Technology is driving financial inclusion worldwide. With the onset of individuals being able to bank online and with continued advances in fintech like cryptocurrencies and blockchain, this has allowed many countries to cater to the unbanked populations. This has been particularly helpful to those who rely heavily on cash as their only source of inclusion in the financial world.
Over the past few years, inclusion in the financial world has gain momentum. From 2014 through 2017, many unbanked individuals have seen an increase in getting the banking needs met. What used to be an unbanked world population of 2.5 billion has now dropped significantly to 1.7 billion.
At least fifty-five countries have made a significant commitment to including their unbanked population on a financial level. While this is a significant move forward, the global economy’s cost is still in the upper billions per year. This means that for those who rely primarily on cash, this can prove a significant challenge when it comes to the unbanked population saving for the future. This also affects an individual’s ability to save for education and even investing in a business. There are also the unsafe practices of relying solely on cash as it can be expensive and even inconvenient.
The Digital Advantage
Most of the unbanked individuals live in a developing country. At the same time, developed countries have more access to banks while developing countries have limited access to branches. While the need for a physical branch has diminished slightly due to the internet and mobile technology, some are still useful. Approximately two-thirds of the world’s unbanked individuals own a mobile phone. This has shown an increase in internet usage and the ability to allow them to send or receive payments through financial services they usually wouldn’t have access to.

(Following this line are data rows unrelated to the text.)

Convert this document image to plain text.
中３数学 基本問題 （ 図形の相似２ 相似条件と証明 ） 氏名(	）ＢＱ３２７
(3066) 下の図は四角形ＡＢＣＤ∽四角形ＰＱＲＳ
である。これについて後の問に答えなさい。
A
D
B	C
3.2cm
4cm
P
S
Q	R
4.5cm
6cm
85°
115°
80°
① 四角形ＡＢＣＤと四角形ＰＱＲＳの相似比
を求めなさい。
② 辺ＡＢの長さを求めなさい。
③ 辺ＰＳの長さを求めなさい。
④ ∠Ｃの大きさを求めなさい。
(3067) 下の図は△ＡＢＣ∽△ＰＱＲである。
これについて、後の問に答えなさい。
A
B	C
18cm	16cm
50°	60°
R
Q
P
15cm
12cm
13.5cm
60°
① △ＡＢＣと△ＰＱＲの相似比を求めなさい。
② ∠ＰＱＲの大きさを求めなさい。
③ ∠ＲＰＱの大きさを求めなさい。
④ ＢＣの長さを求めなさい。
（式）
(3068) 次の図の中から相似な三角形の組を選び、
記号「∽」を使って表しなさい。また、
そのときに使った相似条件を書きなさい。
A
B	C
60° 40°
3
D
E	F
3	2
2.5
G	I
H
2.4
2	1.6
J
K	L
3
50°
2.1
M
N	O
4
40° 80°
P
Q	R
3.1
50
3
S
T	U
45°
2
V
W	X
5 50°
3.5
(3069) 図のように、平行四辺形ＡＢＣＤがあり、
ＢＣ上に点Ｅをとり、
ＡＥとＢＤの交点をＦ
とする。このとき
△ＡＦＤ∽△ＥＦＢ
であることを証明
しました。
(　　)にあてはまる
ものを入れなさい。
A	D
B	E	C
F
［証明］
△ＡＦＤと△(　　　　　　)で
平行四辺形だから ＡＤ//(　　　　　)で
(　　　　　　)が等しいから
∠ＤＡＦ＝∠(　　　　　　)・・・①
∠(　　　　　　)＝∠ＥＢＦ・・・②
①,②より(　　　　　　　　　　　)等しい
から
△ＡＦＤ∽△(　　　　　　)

With more and more unbanked individuals gaining access to mobile phones or other mobile technology, they’re able to open digital bank accounts, invest in cryptocurrencies and other blockchain technologies. They no longer have to go a physical branch as everything is now done on a digital level.
This offers the unbanked a great deal of flexibility. This is especially helpful as it can help a person and their families deal with economic setbacks. It also allows the unbanked to invest in their business or even create jobs and invest in stocks, crypto, and other financial services. This has not only helped the unbanked but has also proven an immense boon for women who live in countries where having any financial freedom is limited even more due to politics.
Financing Growth in the World of the Unbanked
Financial inclusion is moving forward rapidly in many countries, with India leading the way. The country has seen a leap in the open rate of financial accounts. However, some countries are resistant and have many individuals who would rather deal with someone they know over a financial institution. To combat this, many countries are actively promoting fintech services and other mobile bank schemes. With the growth of blockchain and cryptocurrencies making headlines, many see alternatives to their finances becoming more expansive by the day.
Financial growth in some areas is due to many lenders offering loans that are easier to obtain for the unbanked populations. By using a scoring similar to the U.S., enables lenders to extend lower-cost access to finances. This, in turn, helps stimulate the expansion of the economy.
Inclusions are Closing the Gender Divide
With financial inclusion helping the unbanked, one of the main targets for this inclusion is women. In many unbanked areas, men will be more than likely to have a bank account over a woman. In many places, the gender divide has grown due to socio-political means. However, due to recent blockchain technology and online banking, the financial gap is slowly diminishing. This is particularly true in areas where gender equality has become more mainstream.
While gender disparities still exist, especially in health and education, many countries are opening up more on the financial side, opening up doors with the others. Many areas are looking into women-empowerment as a way to drive financial inclusion as they see women-owned capital as a massive boon to their countries ongoing development. With a global partnership that focuses on financially including all genders, women’s economic empowerment is an area that is starting to become addressed more to keep inclusion and development as part of an economy’s success.
Financial Inclusions and the Return on Investment
Many developing countries are hosts to many innovative fintech businesses. Most of these include and even promote their digital financial services. While these fintech companies are out there, it will take more encouragement for them to expand, which needs more investment from their local governments. Investing in these financial services is vital as it helps achieve profitability. While this profitability takes a few years, it sets a foundation for a market that can solve problems related to the economy.
Due to this, many investors have seen the opportunity that the unbanked population has to offer. With investment in developing digital financial services and mobile payments has elevated the investment benchmark. Further investment in fintech businesses and even blockchain will help the unbanked and grow the economy and help the country see a better and more substantial investment return.
However, this requires a collaborative mindset and a push towards financial inclusion. Both are tied to a country’s economic growth and prosperity. With ongoing investment in newer business models and financial technologies, many developing areas will see the financial inclusion they need to prosper. As technology continues to move forward at a fast pace and continually innovates, the financial sector will eventually allow the unbanked to be fully included in the financial services that are offered. While this change won’t happen overnight, the continued expansion of fintech and the growing popularity of blockchain will help many areas in their work toward inclusion.